Le rêve de paix se transforme en cauchemar de guerre pour les étudiants arabes en Ukraine

  • L’Ukraine est un pays attrayant pour les étudiants étrangers en raison du faible coût de la vie et, dans de nombreux cas, de la sécurité par rapport à leur propre pays
  • Certains journalistes et responsables occidentaux ont été critiqués pour avoir laissé entendre que la crise en Ukraine est différente de celles en Syrie, en Irak ou en Afghanistan, puisque les Européens peuvent mieux s’identifier aux victimes

DUBAÏ: Cette année, en janvier, Amira Souheil al-Halabi, 19 ans, originaire d’Akkar au Liban, a quitté sa famille et son pays pour entamer sa première année de médecine dans une université située à Ivano-Frankivsk, dans l’ouest de l'Ukraine.

Pour la jeune femme et son frère – étudiant en troisième année d’ingénierie dans une autre université ukrainienne –, être loin du Liban est un immense soulagement. Malgré les nombreux problèmes politiques et économiques auxquels l’Ukraine fait face, le pays semble à mille lieues des coupures de courant, des pénuries de carburant, de la corruption et des dysfonctionnements qui font rage au Liban.

«J’ai décidé de poursuivre mes études en Ukraine parce que la situation y était relativement meilleure et que les dépenses étaient gérables», déclare-t-elle mercredi à Arab News depuis un hôtel à Cracovie, en Pologne.

Cependant, l’espoir de mener une vie stable et de recevoir une bonne éducation dans un pays étranger a été anéanti pour Amira et son frère, lorsque les forces russes ont envahi l’Ukraine le 24 février après des semaines de tension croissante.

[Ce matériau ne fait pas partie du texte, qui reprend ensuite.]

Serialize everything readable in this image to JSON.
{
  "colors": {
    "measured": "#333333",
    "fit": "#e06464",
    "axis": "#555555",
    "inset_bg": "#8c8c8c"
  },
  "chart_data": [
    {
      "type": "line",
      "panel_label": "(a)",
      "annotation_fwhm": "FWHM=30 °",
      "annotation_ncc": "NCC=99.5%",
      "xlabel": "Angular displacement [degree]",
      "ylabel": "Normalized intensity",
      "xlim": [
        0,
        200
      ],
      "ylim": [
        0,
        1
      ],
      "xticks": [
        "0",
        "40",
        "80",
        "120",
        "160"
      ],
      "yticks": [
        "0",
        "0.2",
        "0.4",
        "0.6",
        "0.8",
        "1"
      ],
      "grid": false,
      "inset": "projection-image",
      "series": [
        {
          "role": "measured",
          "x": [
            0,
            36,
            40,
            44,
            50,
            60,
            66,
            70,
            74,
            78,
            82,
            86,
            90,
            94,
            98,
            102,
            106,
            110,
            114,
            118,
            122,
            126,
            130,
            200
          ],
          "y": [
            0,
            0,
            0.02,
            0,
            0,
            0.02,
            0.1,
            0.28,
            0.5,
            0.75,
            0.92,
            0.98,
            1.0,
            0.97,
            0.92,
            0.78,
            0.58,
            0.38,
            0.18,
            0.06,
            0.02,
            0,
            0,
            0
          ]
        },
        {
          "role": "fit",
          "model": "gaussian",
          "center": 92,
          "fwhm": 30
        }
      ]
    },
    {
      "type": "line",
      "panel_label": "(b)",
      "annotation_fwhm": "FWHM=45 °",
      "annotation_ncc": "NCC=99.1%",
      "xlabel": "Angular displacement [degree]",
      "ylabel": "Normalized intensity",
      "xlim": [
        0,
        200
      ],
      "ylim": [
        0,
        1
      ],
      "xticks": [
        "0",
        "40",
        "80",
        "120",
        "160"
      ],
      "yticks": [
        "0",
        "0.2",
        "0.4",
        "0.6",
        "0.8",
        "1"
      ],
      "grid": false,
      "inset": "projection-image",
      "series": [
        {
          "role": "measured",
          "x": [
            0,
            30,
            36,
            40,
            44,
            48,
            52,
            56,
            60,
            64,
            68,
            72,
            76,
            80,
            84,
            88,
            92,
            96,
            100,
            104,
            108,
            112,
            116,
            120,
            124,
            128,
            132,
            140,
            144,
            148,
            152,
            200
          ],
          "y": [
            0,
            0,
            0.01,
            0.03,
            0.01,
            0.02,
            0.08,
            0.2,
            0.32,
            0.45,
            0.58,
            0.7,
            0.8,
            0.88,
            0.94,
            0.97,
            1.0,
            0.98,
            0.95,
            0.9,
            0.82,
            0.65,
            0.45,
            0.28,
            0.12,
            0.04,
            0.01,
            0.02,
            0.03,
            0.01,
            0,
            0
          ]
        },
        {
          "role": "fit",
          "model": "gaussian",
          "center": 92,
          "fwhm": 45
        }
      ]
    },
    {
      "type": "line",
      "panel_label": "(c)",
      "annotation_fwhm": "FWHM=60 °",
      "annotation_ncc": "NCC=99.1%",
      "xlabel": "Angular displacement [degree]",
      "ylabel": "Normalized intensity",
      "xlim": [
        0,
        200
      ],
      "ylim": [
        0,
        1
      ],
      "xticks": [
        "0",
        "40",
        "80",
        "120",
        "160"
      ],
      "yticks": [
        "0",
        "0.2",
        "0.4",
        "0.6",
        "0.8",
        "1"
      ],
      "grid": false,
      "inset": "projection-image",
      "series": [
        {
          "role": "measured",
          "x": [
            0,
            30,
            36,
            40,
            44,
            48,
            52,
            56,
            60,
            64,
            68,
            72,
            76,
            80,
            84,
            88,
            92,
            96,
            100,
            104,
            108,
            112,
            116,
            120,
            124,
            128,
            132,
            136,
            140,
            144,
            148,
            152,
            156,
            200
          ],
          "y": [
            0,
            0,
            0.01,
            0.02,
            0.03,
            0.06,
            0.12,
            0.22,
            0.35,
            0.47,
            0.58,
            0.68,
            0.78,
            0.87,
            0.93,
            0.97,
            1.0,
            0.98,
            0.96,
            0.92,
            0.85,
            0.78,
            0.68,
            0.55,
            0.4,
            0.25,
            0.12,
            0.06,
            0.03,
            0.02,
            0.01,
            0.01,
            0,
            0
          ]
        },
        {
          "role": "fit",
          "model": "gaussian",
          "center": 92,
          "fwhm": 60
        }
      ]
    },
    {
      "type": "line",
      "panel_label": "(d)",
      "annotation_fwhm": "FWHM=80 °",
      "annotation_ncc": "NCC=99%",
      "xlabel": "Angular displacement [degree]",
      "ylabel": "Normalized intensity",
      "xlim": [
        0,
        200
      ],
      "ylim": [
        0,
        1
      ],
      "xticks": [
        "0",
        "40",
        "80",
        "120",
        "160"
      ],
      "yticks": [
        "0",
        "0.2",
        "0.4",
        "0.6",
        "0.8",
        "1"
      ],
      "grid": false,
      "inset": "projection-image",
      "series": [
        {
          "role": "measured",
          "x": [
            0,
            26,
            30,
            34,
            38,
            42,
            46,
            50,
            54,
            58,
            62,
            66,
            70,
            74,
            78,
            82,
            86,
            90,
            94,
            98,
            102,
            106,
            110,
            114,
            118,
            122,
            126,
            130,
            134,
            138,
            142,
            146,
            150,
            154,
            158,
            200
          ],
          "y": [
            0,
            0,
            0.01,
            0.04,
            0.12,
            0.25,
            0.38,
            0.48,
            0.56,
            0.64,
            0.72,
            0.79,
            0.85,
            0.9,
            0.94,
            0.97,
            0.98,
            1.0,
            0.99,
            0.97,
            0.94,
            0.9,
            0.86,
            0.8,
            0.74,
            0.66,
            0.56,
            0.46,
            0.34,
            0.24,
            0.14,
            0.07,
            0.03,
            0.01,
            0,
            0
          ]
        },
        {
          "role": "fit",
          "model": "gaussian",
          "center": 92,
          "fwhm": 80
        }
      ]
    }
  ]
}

Environ 10 000 étudiants – dont 1 300 Libanais – en provenance du monde arabe étudiaient en Ukraine avant l’invasion. Ils font partie d’une population de 760 000 étudiants internationaux. Beaucoup d’entre eux ont publié des vidéos en ligne pour appeler à l’aide.

Parmi les pays arabes, le Maroc est celui qui dispose du plus grand nombre d’étudiants, environ 8 000, suivi de l'Égypte avec plus de 3 000.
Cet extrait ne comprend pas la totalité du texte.